Шрифт:
Интервал:
Закладка:
— Ты же хотел знать, что там, в подвале, так давай посмотрим.
Интуиция умерла. Собственно, в присутствии Нины атрофировались все его чувства. Он ощущал себя чурбаном, напрочь лишенным каких бы то ни было желаний, с полнейшим отсутствием всяких эмоций. Теперь он был всего лишь инструмент, предоставленный в распоряжение хорошенькой женщины. Следовало бы сказать «нет», но сил на это не находилось. «А может быть, это гипноз?» — смутно предположил Беспалый.
И тут Тимофея осенило: если она дочь Голицына, то, возможно, прошла такую же серьезную школу и владеет куда большими возможностями, нежели он сам. Не исключено, что девица просто заблокировала его сознание и сумела навязать свою волю. А чтобы скинуть этот тяжелый хомут, у него не было сил. Чего грешить, не было и желания на подобные действия.

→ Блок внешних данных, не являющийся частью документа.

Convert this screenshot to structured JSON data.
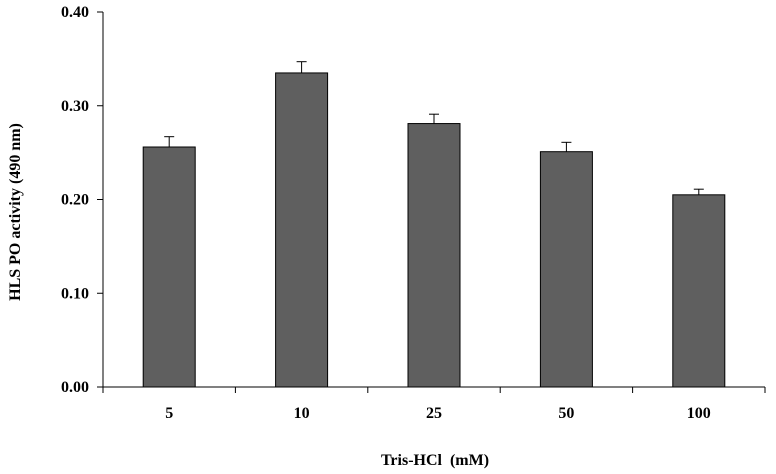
{
  "chart_data": {
    "type": "bar",
    "title": "",
    "xlabel": "Tris-HCl  (mM)",
    "ylabel": "HLS PO activity (490 nm)",
    "categories": [
      "5",
      "10",
      "25",
      "50",
      "100"
    ],
    "values": [
      0.256,
      0.335,
      0.281,
      0.251,
      0.205
    ],
    "errors": [
      0.011,
      0.012,
      0.01,
      0.01,
      0.006
    ],
    "ylim": [
      0,
      0.4
    ],
    "yticks": [
      "0.00",
      "0.10",
      "0.20",
      "0.30",
      "0.40"
    ],
    "grid": false,
    "legend": "none",
    "bar_color": "#5f5f5f"
  }
}
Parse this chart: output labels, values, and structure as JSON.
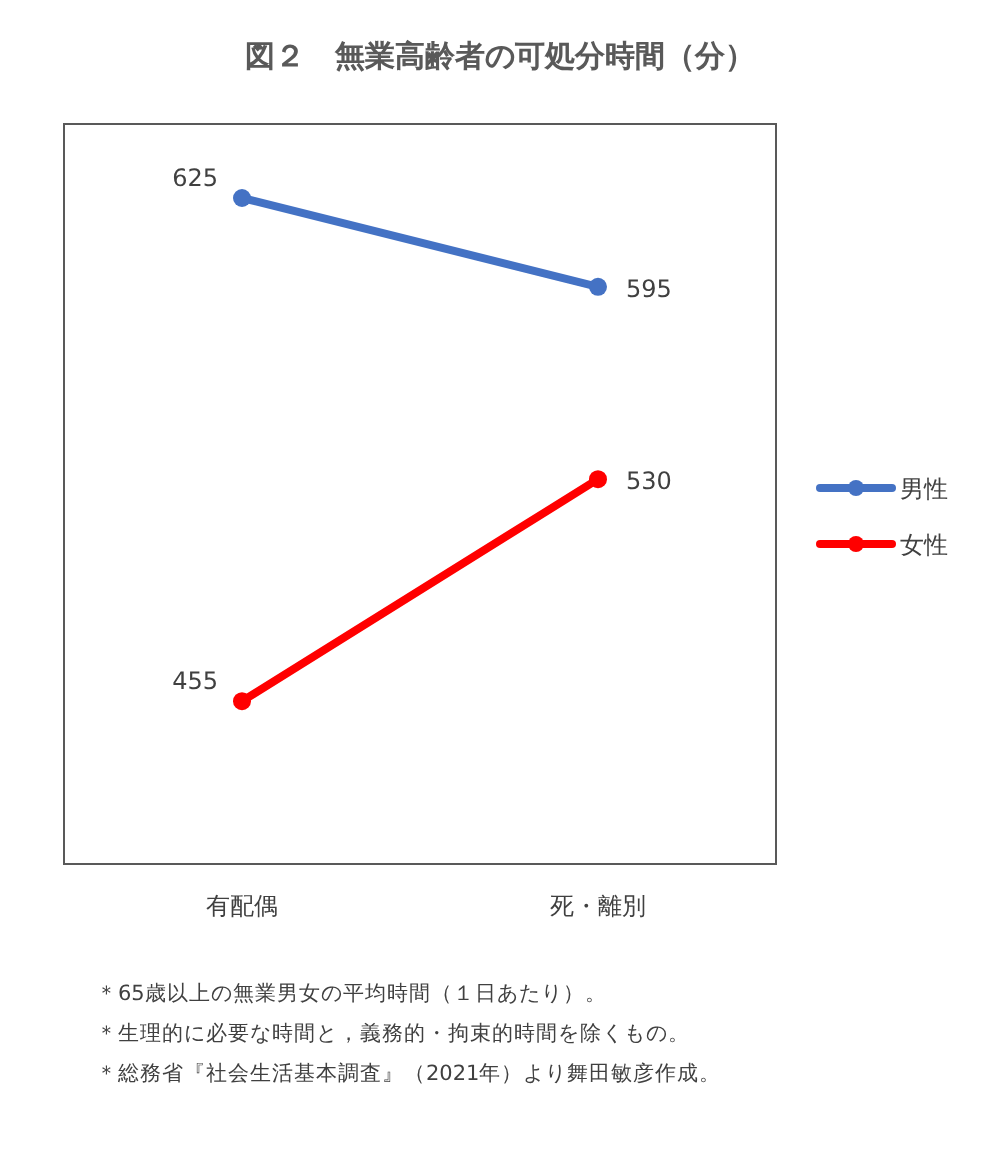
{
  "chart_data": {
    "type": "line",
    "title": "図２　無業高齢者の可処分時間（分）",
    "categories": [
      "有配偶",
      "死・離別"
    ],
    "series": [
      {
        "name": "男性",
        "color": "#4472c4",
        "values": [
          625,
          595
        ]
      },
      {
        "name": "女性",
        "color": "#ff0000",
        "values": [
          455,
          530
        ]
      }
    ],
    "ylim": [
      400,
      650
    ],
    "tick_labels": "x",
    "data_labels": true,
    "marker": "circle",
    "line_style": "solid",
    "legend": "right",
    "annotations": [
      "＊65歳以上の無業男女の平均時間（１日あたり）。",
      "＊生理的に必要な時間と，義務的・拘束的時間を除くもの。",
      "＊総務省『社会生活基本調査』（2021年）より舞田敏彦作成。"
    ]
  }
}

— Пойдем, — не сразу согласился Беспалый.
— А знаешь, я ведь тебя тоже сразу приметила, — призналась Нина, когда они вышли из дома.
— Неужели? — не поверил Тимофей, разглядывая девушку.

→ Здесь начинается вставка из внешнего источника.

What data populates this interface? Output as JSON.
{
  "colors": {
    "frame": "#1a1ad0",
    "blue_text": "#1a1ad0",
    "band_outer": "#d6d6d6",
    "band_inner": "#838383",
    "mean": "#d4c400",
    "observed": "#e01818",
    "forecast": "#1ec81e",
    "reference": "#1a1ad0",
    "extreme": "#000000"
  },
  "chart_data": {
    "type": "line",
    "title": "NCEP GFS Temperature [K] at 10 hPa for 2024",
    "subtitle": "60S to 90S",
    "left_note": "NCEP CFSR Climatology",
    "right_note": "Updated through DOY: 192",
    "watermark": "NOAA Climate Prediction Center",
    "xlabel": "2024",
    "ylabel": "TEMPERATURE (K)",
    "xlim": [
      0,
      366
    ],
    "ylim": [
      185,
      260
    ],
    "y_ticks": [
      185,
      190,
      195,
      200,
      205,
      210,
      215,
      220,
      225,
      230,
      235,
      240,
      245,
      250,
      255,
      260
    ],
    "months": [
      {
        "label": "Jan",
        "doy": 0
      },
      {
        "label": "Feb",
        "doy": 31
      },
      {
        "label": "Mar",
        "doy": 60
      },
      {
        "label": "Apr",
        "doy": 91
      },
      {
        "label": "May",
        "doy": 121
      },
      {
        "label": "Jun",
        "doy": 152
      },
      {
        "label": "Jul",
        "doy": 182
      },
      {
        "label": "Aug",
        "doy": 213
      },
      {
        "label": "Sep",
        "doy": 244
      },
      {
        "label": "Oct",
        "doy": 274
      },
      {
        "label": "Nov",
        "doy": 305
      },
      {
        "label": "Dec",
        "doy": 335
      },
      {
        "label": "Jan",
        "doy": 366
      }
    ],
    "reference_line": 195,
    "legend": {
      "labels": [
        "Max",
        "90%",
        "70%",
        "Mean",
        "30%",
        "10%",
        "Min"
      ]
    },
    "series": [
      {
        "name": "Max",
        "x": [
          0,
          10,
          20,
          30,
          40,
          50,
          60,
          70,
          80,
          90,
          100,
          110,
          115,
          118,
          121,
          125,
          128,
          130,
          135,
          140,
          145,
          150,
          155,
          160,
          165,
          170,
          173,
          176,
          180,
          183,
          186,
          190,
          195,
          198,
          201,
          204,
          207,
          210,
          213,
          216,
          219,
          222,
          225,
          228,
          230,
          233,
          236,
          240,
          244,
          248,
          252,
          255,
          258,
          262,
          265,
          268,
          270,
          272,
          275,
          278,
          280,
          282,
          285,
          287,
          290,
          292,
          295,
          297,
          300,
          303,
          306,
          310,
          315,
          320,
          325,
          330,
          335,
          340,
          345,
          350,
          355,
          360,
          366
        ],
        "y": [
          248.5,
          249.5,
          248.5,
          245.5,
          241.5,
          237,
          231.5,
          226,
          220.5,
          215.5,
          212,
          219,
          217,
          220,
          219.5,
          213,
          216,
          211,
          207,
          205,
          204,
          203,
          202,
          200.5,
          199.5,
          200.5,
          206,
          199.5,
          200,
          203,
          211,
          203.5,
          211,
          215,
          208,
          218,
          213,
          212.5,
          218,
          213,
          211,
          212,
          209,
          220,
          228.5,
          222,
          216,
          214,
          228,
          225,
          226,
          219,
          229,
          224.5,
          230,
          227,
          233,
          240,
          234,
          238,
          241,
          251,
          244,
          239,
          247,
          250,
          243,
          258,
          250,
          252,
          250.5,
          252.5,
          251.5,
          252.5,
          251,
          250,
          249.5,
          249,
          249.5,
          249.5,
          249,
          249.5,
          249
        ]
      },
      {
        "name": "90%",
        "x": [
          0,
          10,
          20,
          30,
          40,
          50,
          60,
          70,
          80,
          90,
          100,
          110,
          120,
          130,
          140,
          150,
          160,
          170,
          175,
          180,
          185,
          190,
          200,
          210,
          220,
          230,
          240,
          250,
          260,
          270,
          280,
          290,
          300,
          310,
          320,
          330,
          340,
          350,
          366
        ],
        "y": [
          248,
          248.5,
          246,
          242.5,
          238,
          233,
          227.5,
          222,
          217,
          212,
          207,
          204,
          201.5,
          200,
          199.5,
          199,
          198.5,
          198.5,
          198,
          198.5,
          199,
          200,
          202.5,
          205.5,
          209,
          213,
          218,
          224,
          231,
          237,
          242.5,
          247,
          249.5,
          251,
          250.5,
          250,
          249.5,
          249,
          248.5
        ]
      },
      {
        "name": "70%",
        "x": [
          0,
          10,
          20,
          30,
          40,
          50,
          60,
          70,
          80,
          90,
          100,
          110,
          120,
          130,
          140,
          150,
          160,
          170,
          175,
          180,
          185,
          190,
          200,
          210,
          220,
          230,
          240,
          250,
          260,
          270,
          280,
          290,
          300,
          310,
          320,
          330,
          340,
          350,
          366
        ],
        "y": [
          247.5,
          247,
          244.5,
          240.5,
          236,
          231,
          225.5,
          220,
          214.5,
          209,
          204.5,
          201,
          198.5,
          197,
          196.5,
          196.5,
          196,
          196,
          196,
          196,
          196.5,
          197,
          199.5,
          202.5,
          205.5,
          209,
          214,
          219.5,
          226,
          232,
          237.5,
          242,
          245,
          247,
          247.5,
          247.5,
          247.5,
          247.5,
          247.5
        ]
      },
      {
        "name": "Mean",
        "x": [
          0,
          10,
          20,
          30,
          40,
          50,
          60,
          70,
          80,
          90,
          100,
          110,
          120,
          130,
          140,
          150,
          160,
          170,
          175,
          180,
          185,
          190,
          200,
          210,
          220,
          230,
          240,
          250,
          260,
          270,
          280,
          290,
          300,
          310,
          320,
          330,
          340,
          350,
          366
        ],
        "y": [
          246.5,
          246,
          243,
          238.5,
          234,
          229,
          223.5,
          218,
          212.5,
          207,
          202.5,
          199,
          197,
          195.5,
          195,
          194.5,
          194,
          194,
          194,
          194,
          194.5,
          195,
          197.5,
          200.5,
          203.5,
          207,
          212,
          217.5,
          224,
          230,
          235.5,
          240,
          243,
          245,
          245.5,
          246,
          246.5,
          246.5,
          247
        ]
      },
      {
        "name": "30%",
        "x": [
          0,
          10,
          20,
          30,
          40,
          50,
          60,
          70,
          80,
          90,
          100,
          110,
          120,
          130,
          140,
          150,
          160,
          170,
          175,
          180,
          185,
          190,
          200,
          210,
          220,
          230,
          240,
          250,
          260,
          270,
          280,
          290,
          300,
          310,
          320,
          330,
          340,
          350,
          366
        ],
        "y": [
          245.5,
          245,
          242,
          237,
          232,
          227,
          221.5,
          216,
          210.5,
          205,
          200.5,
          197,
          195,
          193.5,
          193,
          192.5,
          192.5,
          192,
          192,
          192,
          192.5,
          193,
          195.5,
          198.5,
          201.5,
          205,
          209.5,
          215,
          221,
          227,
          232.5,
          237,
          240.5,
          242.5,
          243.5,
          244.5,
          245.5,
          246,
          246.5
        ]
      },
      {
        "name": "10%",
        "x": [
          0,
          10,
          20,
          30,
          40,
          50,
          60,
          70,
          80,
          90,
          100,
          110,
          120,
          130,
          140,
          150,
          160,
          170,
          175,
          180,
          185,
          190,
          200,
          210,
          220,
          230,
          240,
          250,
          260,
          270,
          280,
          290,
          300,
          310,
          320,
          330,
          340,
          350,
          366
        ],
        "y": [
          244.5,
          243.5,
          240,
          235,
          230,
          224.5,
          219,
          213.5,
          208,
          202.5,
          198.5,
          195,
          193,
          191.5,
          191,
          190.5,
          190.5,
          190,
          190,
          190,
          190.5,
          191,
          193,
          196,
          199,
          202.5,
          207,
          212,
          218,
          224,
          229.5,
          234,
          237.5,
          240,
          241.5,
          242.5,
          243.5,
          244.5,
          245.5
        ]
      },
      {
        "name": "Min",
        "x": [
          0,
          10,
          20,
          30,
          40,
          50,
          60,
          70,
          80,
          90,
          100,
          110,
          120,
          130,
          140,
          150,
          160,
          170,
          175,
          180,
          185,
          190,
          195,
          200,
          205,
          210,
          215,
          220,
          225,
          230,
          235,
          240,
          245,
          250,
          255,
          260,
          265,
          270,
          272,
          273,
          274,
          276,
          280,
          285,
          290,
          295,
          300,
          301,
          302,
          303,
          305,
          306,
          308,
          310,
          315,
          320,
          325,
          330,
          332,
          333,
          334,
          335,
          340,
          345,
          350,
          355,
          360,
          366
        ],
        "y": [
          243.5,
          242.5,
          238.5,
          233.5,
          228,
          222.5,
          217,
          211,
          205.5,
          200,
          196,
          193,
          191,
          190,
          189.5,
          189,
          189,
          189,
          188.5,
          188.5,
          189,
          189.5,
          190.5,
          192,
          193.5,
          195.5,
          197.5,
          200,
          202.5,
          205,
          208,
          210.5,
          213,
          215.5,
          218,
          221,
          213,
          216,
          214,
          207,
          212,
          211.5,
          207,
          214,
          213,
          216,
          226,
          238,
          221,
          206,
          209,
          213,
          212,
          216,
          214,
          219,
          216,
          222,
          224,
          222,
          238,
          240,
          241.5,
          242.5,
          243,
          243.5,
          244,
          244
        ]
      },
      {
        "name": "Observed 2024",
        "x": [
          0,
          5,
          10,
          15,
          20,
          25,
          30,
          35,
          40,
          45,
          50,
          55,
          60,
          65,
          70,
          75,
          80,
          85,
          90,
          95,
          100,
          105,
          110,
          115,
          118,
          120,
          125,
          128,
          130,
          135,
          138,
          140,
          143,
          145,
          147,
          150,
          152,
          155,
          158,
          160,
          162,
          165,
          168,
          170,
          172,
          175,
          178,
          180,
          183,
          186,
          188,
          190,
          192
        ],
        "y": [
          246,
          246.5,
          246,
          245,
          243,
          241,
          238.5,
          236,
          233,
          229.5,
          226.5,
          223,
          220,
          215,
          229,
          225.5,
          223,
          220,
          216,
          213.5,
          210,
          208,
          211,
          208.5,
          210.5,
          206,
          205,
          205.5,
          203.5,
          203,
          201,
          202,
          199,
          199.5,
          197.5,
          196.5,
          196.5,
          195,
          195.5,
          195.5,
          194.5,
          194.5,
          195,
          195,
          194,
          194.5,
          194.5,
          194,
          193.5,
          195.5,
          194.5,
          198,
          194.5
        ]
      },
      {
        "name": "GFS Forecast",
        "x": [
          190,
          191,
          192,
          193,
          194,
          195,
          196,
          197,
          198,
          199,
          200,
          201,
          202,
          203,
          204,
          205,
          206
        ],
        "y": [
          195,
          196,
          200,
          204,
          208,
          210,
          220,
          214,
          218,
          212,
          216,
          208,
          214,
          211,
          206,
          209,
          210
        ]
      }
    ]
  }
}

В темноте черты ее лица выглядели слегка размазанными, и потому она виделась немного таинственной. Хотя Тимофей понимал, что это не так, — всю свою загадочность она оставила на трюмо!
— Ты выглядел как-то независимо, что ли, — сказала девушка.
Дорогу не разглядеть, темнота. Оступившись, Тимофей слегка задел рукой грудь девушки и почувствовал, как по телу пробежал ток. Еще не надержался! Ничего, будет время поэкспериментировать. Все-таки в этой чертовке была какая-то притягательная сила, надо это признать.
Девушка превосходно ориентировалась в темноте, уверенно обходила препятствия. Создавалось впечатление, что для нее не было разницы между днем и ночью. Она повернулась лишь однажды, когда он, спускаясь следом за ней в подвал, зацепил ногой какой-то предмет, который, скатившись по ступеням, мягко плюхнулся на кучу мусора.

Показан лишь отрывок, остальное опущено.